Alternatively, you can also delete the Windows.old folder using the Settings app.

Therefore, they do not affect the size of the installation. Once you've installed Windows 11, it's still not too late to free up some space and make room for other apps and programs. If you have upgraded from an earlier version of Windows to Windows 11, your system will likely retain a Windows.old folder, taking up significant space in the boot volume. You can free up that space by deleting the folder. However, keep in mind that you will not be able to roll back to a previous OS version once the Windows.old folder is deleted. 1. To delete a folder, you must enable the hidden folder view in File Explorer. Launch Explorer, click the ellipse (3 dots) from the top, then click Options from the expanded menu. 2. From the Folder Options window, switch to the View tab.
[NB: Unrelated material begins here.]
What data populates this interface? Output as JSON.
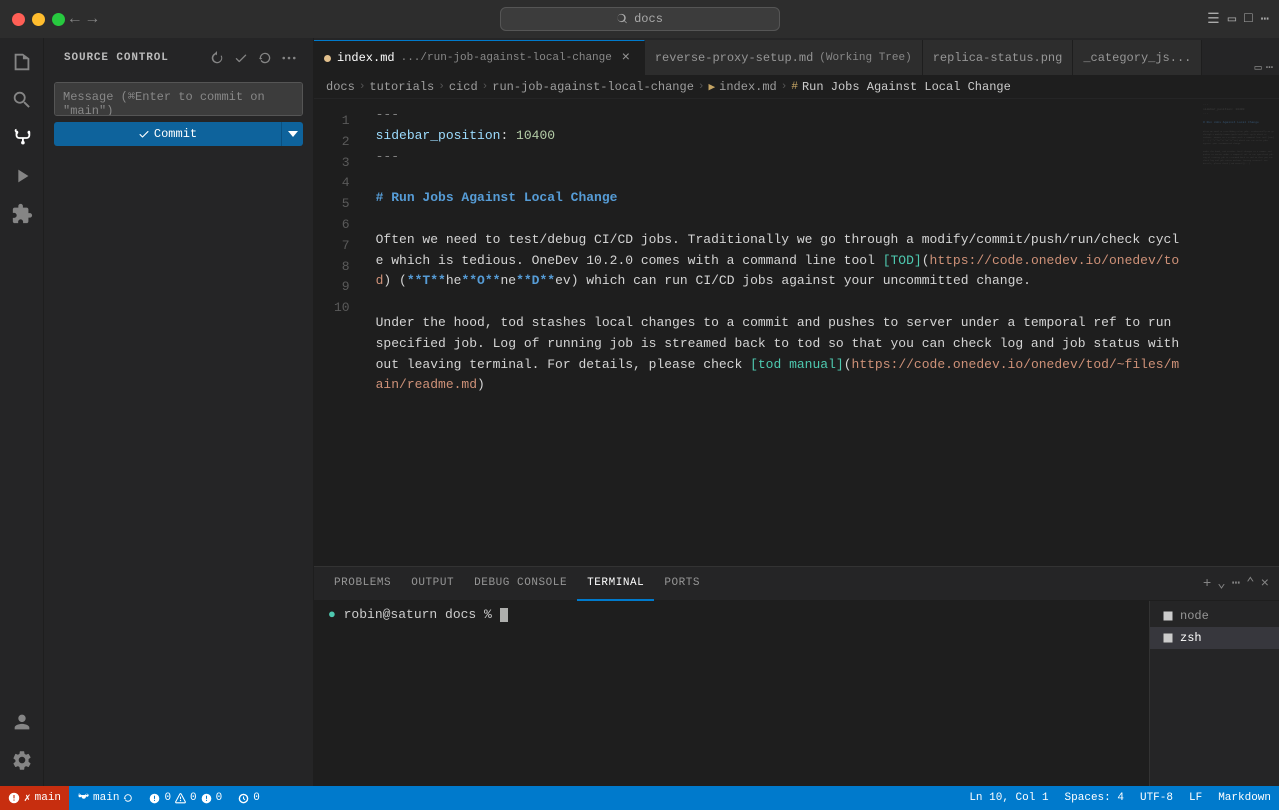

From there, select the Show hidden files, folders, and drives radio button, then uncheck the box next to Hide protected operating system files (Recommended). At this point, you will see a confirmation box, click Yes, then click Apply and Ok. 3. Now, navigate to the system volume (usually drive C) using File Explorer. From there, you will see the Windows.old folder. Right-click on it and then click Delete from the context menu to delete this folder. Alternatively, you can also delete the Windows.old folder using the Settings app. If you have a Windows.old folder, the application will recommend you for the Previous Windows installation(s).

2. Now scroll down and click on Advanced System Settings in the related link section.

Check the box next to it, then click Clean up. Hibernation mode in Windows puts the computer to sleep while preserving all your open data in a file called hiberfil.sys. These hidden files are stored on the boot drive, and disabling hibernation mode automatically deletes them. Disabling this feature will automatically create almost 16 GB of free disk space on our boot drive. You will now find that some disk space has been freed on the boot drive. The pagefile is another hidden system file whose purpose is to compensate for the lack of RAM. Sometimes, the data in your system memory takes refuge in the Pagefile, which is on your storage drive (volume C), which then takes up a lot of space. While we don't recommend disabling the Pagefile completely, as it is an important feature that contributes to the normal functionality of the operating system, it can still be done if needed. You can determine the optimal page file size and then use the guide below to set it or disable it completely. 2. Now scroll down and click on Advanced System Settings in the related link section. 3. In the System Properties window, switch to the Advanced tab and then click Settings under Performance.

4. In the Performance Options window, switch to the Advanced tab, and then click Change under Virtual memory. 5. In the Virtual Memory window, uncheck the box next to Automatically manage paging file size for all drives. Once done, you should now select Custom size and then enter the minimum and maximum values ​​for the Pagefile size. Alternatively, you can select the No paging file radio button to disable the feature completely. Click Set and Ok when done. 6. Restart your computer for the changes to take effect. Disk Cleanup is a built-in feature in Windows 11 that deletes all unnecessary data that the system no longer needs, automatically. 1. Open File Explorer, then right-click on the boot volume. Click Properties from the context menu. 2. From the Properties window, click Disk Cleanup. 3. From the Disk cleanup window, check all the boxes under Files for deletion, and then click Clean up system files. 4. In the next window, check all the file boxes under Files to delete them again, then click Ok. 5. You will now be asked to confirm. 6. The deletion process will now begin and should only take a few moments. Once done, close the Properties window. You will now be creating significant free space, reducing the footprint of Windows 11 itself.